On Mon, 3 Feb 2014, Christoph Hellwig wrote:
On Fri, Jan 31, 2014 at 03:20:17AM -0500, Mikulas Patocka wrote:
quoted
So if you think you can support 16TiB devices and leave pgoff_t 32-bit,
send a patch that does it.
Until you make it, you should apply the patch that I sent, that prevents
kernel lockups or data corruption when the user uses 16TiB device on
32-bit kernel.
Exactly. I had actually looked into support for > 16TiB devices for
a NAS use case a while ago, but when explaining the effort involves
the idea was dropped quickly.

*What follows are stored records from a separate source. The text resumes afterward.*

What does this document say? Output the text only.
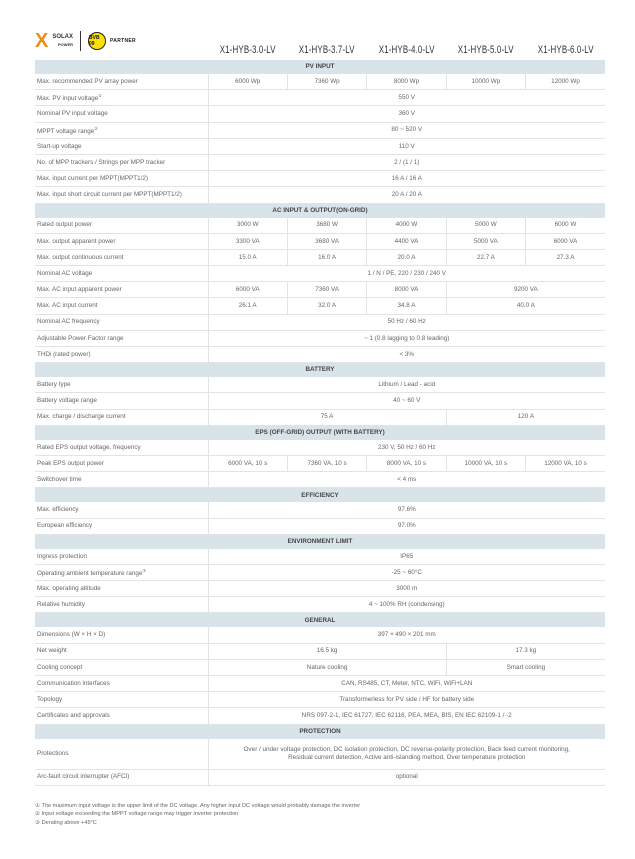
X SOLAX
POWER
BVB 09	PARTNER
X1-HYB-3.0-LV X1-HYB-3.7-LV X1-HYB-4.0-LV X1-HYB-5.0-LV X1-HYB-6.0-LV
PV INPUT					
Max. recommended PV array power	6000 Wp	7360 Wp	8000 Wp	10000 Wp	12000 Wp
Max. PV input voltage①	550 V				
Nominal PV input voltage	360 V				
MPPT voltage range②	80 ~ 520 V				
Start-up voltage	110 V				
No. of MPP trackers / Strings per MPP tracker	2 / (1 / 1)				
Max. input current per MPPT(MPPT1/2)	16 A / 16 A				
Max. input short circuit current per MPPT(MPPT1/2)	20 A / 20 A				
AC INPUT & OUTPUT(ON-GRID)					
Rated output power	3000 W	3680 W	4000 W	5000 W	6000 W
Max. output apparent power	3300 VA	3680 VA	4400 VA	5000 VA	6000 VA
Max. output continuous current	15.0 A	16.0 A	20.0 A	22.7 A	27.3 A
Nominal AC voltage	1 / N / PE, 220 / 230 / 240 V				
Max. AC input apparent power	6000 VA	7360 VA	8000 VA	9200 VA	
Max. AC input current	26.1 A	32.0 A	34.8 A	40.0 A	
Nominal AC frequency	50 Hz / 60 Hz				
Adjustable Power Factor range	~ 1 (0.8 lagging to 0.8 leading)				
THDi (rated power)	< 3%				
BATTERY					
Battery type	Lithium / Lead - acid				
Battery voltage range	40 ~ 60 V				
Max. charge / discharge current	75 A			120 A	
EPS (OFF-GRID) OUTPUT (WITH BATTERY)					
Rated EPS output voltage, frequency	230 V, 50 Hz / 60 Hz				
Peak EPS output power	6000 VA, 10 s	7360 VA, 10 s	8000 VA, 10 s	10000 VA, 10 s	12000 VA, 10 s
Switchover time	< 4 ms				
EFFICIENCY					
Max. efficiency	97.6%				
European efficiency	97.0%				
ENVIRONMENT LIMIT					
Ingress protection	IP65				
Operating ambient temperature range③	-25 ~ 60°C				
Max. operating altitude	3000 m				
Relative humidity	4 ~ 100% RH (condensing)				
GENERAL					
Dimensions (W × H × D)	397 × 490 × 201 mm				
Net weight	16.5 kg			17.3 kg	
Cooling concept	Nature cooling			Smart cooling	
Communication interfaces	CAN, RS485, CT, Meter, NTC, WiFi, WiFi+LAN				
Topology	Transformerless for PV side / HF for battery side				
Certificates and approvals	NRS 097-2-1, IEC 61727, IEC 62116, PEA, MEA, BIS, EN IEC 62109-1 / -2				
PROTECTION					
Protections	Over / under voltage protection, DC isolation protection, DC reverse-polarity protection, Back feed current monitoring, Residual current detection, Active anti-islanding method, Over temperature protection				
Arc-fault circuit interrupter (AFCI)	optional				
① The maximum input voltage is the upper limit of the DC voltage. Any higher input DC voltage would probably damage the inverter
② Input voltage exceeding the MPPT voltage range may trigger inverter protection
③ Derating above +45°C
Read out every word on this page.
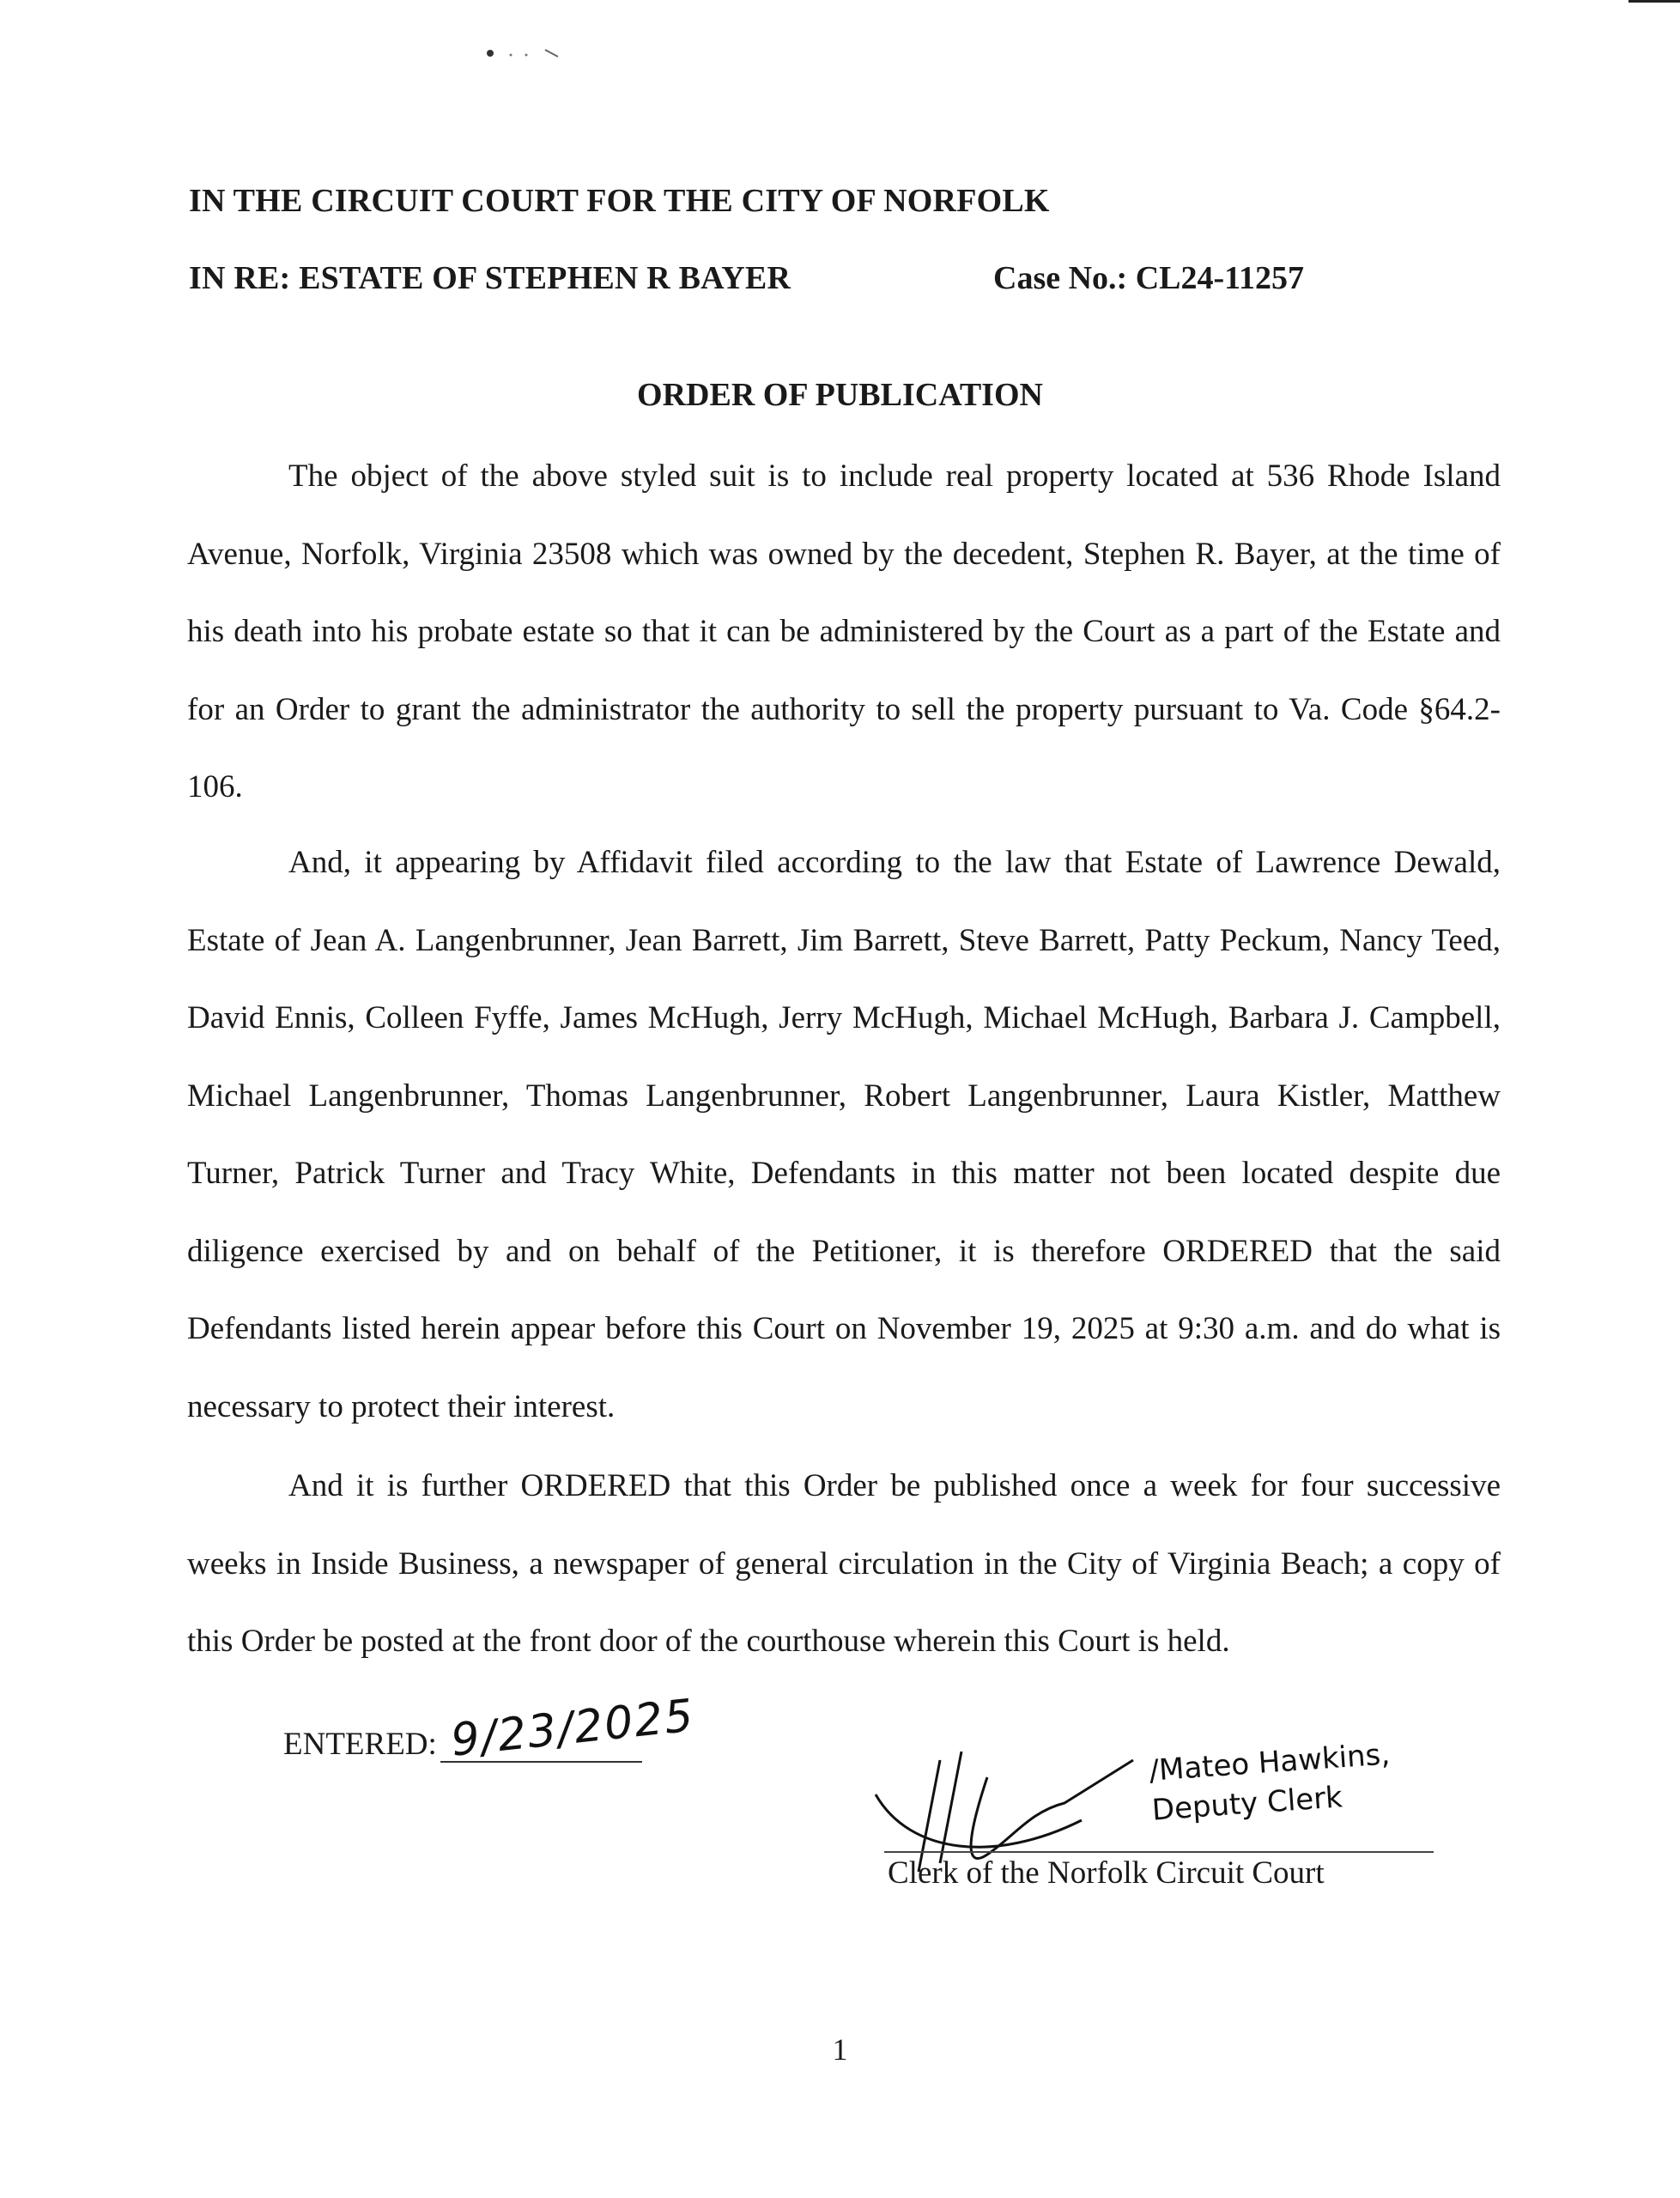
IN THE CIRCUIT COURT FOR THE CITY OF NORFOLK
IN RE: ESTATE OF STEPHEN R BAYER	Case No.: CL24-11257
ORDER OF PUBLICATION

The object of the above styled suit is to include real property located at 536 Rhode Island Avenue, Norfolk, Virginia 23508 which was owned by the decedent, Stephen R. Bayer, at the time of his death into his probate estate so that it can be administered by the Court as a part of the Estate and for an Order to grant the administrator the authority to sell the property pursuant to Va. Code §64.2-106.

And, it appearing by Affidavit filed according to the law that Estate of Lawrence Dewald, Estate of Jean A. Langenbrunner, Jean Barrett, Jim Barrett, Steve Barrett, Patty Peckum, Nancy Teed, David Ennis, Colleen Fyffe, James McHugh, Jerry McHugh, Michael McHugh, Barbara J. Campbell, Michael Langenbrunner, Thomas Langenbrunner, Robert Langenbrunner, Laura Kistler, Matthew Turner, Patrick Turner and Tracy White, Defendants in this matter not been located despite due diligence exercised by and on behalf of the Petitioner, it is therefore ORDERED that the said Defendants listed herein appear before this Court on November 19, 2025 at 9:30 a.m. and do what is necessary to protect their interest.

And it is further ORDERED that this Order be published once a week for four successive weeks in Inside Business, a newspaper of general circulation in the City of Virginia Beach; a copy of this Order be posted at the front door of the courthouse wherein this Court is held.

ENTERED: 9/23/2025	/Mateo Hawkins,
Deputy Clerk
Clerk of the Norfolk Circuit Court
1
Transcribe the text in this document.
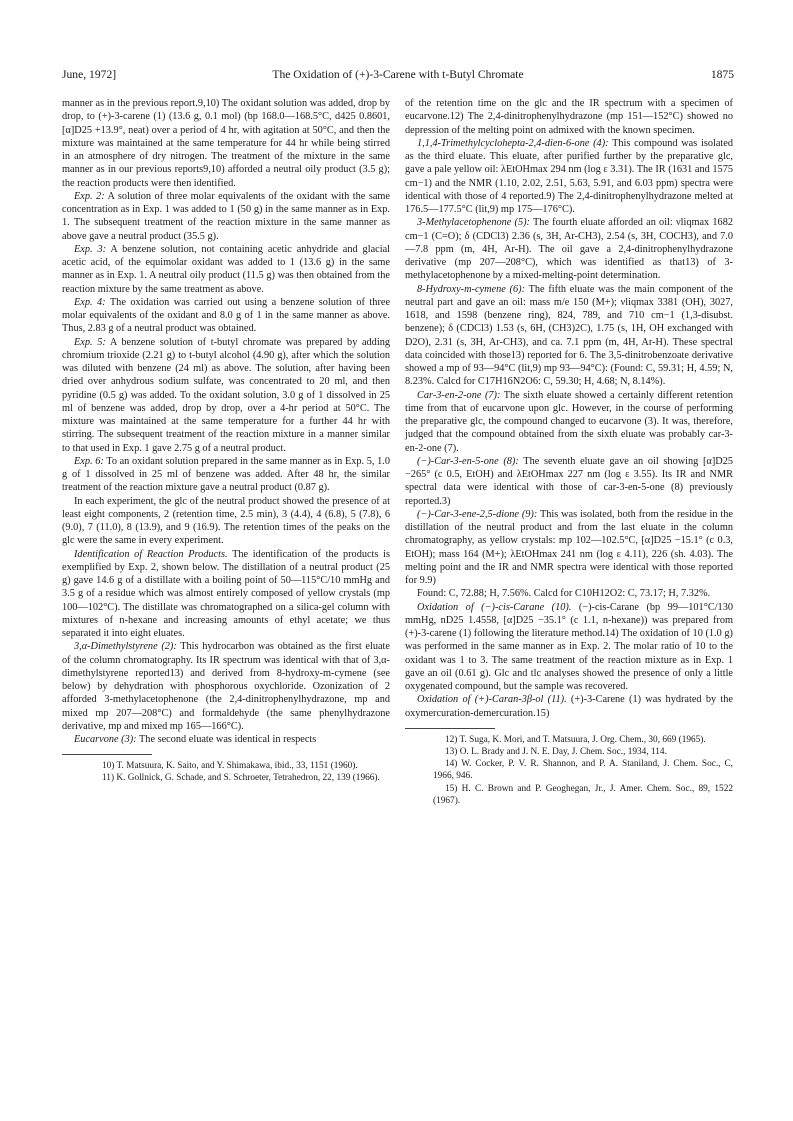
June, 1972]	The Oxidation of (+)-3-Carene with t-Butyl Chromate	1875

manner as in the previous report.9,10) The oxidant solution was added, drop by drop, to (+)-3-carene (1) (13.6 g, 0.1 mol) (bp 168.0—168.5°C, d425 0.8601, [α]D25 +13.9°, neat) over a period of 4 hr, with agitation at 50°C, and then the mixture was maintained at the same temperature for 44 hr while being stirred in an atmosphere of dry nitrogen. The treatment of the mixture in the same manner as in our previous reports9,10) afforded a neutral oily product (3.5 g); the reaction products were then identified.

Exp. 2: A solution of three molar equivalents of the oxidant with the same concentration as in Exp. 1 was added to 1 (50 g) in the same manner as in Exp. 1. The subsequent treatment of the reaction mixture in the same manner as above gave a neutral product (35.5 g).

Exp. 3: A benzene solution, not containing acetic anhydride and glacial acetic acid, of the equimolar oxidant was added to 1 (13.6 g) in the same manner as in Exp. 1. A neutral oily product (11.5 g) was then obtained from the reaction mixture by the same treatment as above.

Exp. 4: The oxidation was carried out using a benzene solution of three molar equivalents of the oxidant and 8.0 g of 1 in the same manner as above. Thus, 2.83 g of a neutral product was obtained.

Exp. 5: A benzene solution of t-butyl chromate was prepared by adding chromium trioxide (2.21 g) to t-butyl alcohol (4.90 g), after which the solution was diluted with benzene (24 ml) as above. The solution, after having been dried over anhydrous sodium sulfate, was concentrated to 20 ml, and then pyridine (0.5 g) was added. To the oxidant solution, 3.0 g of 1 dissolved in 25 ml of benzene was added, drop by drop, over a 4-hr period at 50°C. The mixture was maintained at the same temperature for a further 44 hr with stirring. The subsequent treatment of the reaction mixture in a manner similar to that used in Exp. 1 gave 2.75 g of a neutral product.

Exp. 6: To an oxidant solution prepared in the same manner as in Exp. 5, 1.0 g of 1 dissolved in 25 ml of benzene was added. After 48 hr, the similar treatment of the reaction mixture gave a neutral product (0.87 g).

In each experiment, the glc of the neutral product showed the presence of at least eight components, 2 (retention time, 2.5 min), 3 (4.4), 4 (6.8), 5 (7.8), 6 (9.0), 7 (11.0), 8 (13.9), and 9 (16.9). The retention times of the peaks on the glc were the same in every experiment.

Identification of Reaction Products. The identification of the products is exemplified by Exp. 2, shown below. The distillation of a neutral product (25 g) gave 14.6 g of a distillate with a boiling point of 50—115°C/10 mmHg and 3.5 g of a residue which was almost entirely composed of yellow crystals (mp 100—102°C). The distillate was chromatographed on a silica-gel column with mixtures of n-hexane and increasing amounts of ethyl acetate; we thus separated it into eight eluates.

3,α-Dimethylstyrene (2): This hydrocarbon was obtained as the first eluate of the column chromatography. Its IR spectrum was identical with that of 3,α-dimethylstyrene reported13) and derived from 8-hydroxy-m-cymene (see below) by dehydration with phosphorous oxychloride. Ozonization of 2 afforded 3-methylacetophenone (the 2,4-dinitrophenylhydrazone, mp and mixed mp 207—208°C) and formaldehyde (the same phenylhydrazone derivative, mp and mixed mp 165—166°C).

Eucarvone (3): The second eluate was identical in respects

10) T. Matsuura, K. Saito, and Y. Shimakawa, ibid., 33, 1151 (1960).

11) K. Gollnick, G. Schade, and S. Schroeter, Tetrahedron, 22, 139 (1966).

of the retention time on the glc and the IR spectrum with a specimen of eucarvone.12) The 2,4-dinitrophenylhydrazone (mp 151—152°C) showed no depression of the melting point on admixed with the known specimen.

1,1,4-Trimethylcyclohepta-2,4-dien-6-one (4): This compound was isolated as the third eluate. This eluate, after purified further by the preparative glc, gave a pale yellow oil: λEtOHmax 294 nm (log ε 3.31). The IR (1631 and 1575 cm−1) and the NMR (1.10, 2.02, 2.51, 5.63, 5.91, and 6.03 ppm) spectra were identical with those of 4 reported.9) The 2,4-dinitrophenylhydrazone melted at 176.5—177.5°C (lit,9) mp 175—176°C).

3-Methylacetophenone (5): The fourth eluate afforded an oil: νliqmax 1682 cm−1 (C=O); δ (CDCl3) 2.36 (s, 3H, Ar-CH3), 2.54 (s, 3H, COCH3), and 7.0—7.8 ppm (m, 4H, Ar-H). The oil gave a 2,4-dinitrophenylhydrazone derivative (mp 207—208°C), which was identified as that13) of 3-methylacetophenone by a mixed-melting-point determination.

8-Hydroxy-m-cymene (6): The fifth eluate was the main component of the neutral part and gave an oil: mass m/e 150 (M+); νliqmax 3381 (OH), 3027, 1618, and 1598 (benzene ring), 824, 789, and 710 cm−1 (1,3-disubst. benzene); δ (CDCl3) 1.53 (s, 6H, (CH3)2C), 1.75 (s, 1H, OH exchanged with D2O), 2.31 (s, 3H, Ar-CH3), and ca. 7.1 ppm (m, 4H, Ar-H). These spectral data coincided with those13) reported for 6. The 3,5-dinitrobenzoate derivative showed a mp of 93—94°C (lit,9) mp 93—94°C): (Found: C, 59.31; H, 4.59; N, 8.23%. Calcd for C17H16N2O6: C, 59.30; H, 4.68; N, 8.14%).

Car-3-en-2-one (7): The sixth eluate showed a certainly different retention time from that of eucarvone upon glc. However, in the course of performing the preparative glc, the compound changed to eucarvone (3). It was, therefore, judged that the compound obtained from the sixth eluate was probably car-3-en-2-one (7).

(−)-Car-3-en-5-one (8): The seventh eluate gave an oil showing [α]D25 −265° (c 0.5, EtOH) and λEtOHmax 227 nm (log ε 3.55). Its IR and NMR spectral data were identical with those of car-3-en-5-one (8) previously reported.3)

(−)-Car-3-ene-2,5-dione (9): This was isolated, both from the residue in the distillation of the neutral product and from the last eluate in the column chromatography, as yellow crystals: mp 102—102.5°C, [α]D25 −15.1° (c 0.3, EtOH); mass 164 (M+); λEtOHmax 241 nm (log ε 4.11), 226 (sh. 4.03). The melting point and the IR and NMR spectra were identical with those reported for 9.9)

Found: C, 72.88; H, 7.56%. Calcd for C10H12O2: C, 73.17; H, 7.32%.

Oxidation of (−)-cis-Carane (10). (−)-cis-Carane (bp 99—101°C/130 mmHg, nD25 1.4558, [α]D25 −35.1° (c 1.1, n-hexane)) was prepared from (+)-3-carene (1) following the literature method.14) The oxidation of 10 (1.0 g) was performed in the same manner as in Exp. 2. The molar ratio of 10 to the oxidant was 1 to 3. The same treatment of the reaction mixture as in Exp. 1 gave an oil (0.61 g). Glc and tlc analyses showed the presence of only a little oxygenated compound, but the sample was recovered.

Oxidation of (+)-Caran-3β-ol (11). (+)-3-Carene (1) was hydrated by the oxymercuration-demercuration.15)

12) T. Suga, K. Mori, and T. Matsuura, J. Org. Chem., 30, 669 (1965).

13) O. L. Brady and J. N. E. Day, J. Chem. Soc., 1934, 114.

14) W. Cocker, P. V. R. Shannon, and P. A. Staniland, J. Chem. Soc., C, 1966, 946.

15) H. C. Brown and P. Geoghegan, Jr., J. Amer. Chem. Soc., 89, 1522 (1967).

The Linux block device is too deeply
tied to the pagecache to make it easily feasible.
The memory management routines use pgoff_t, so we could define pgoff_t to
be 64-bit type. But there is lib/radix_tree.c that uses unsigned long as
an index into the radix tree - and pgoff_t is cast to unsigned long when
calling the radix_tree routines - so we'd need to change lib/radix_tree to
use pgoff_t.
Then, there may be other places where pgoff_t is cast to unsigned long and
they are not trivial to find (one could enable some extra compiler
warnings about truncating values when casting them, but I suppose, this
would trigger a lot of false positives). This needs some deep review by
people who designed the memory management code.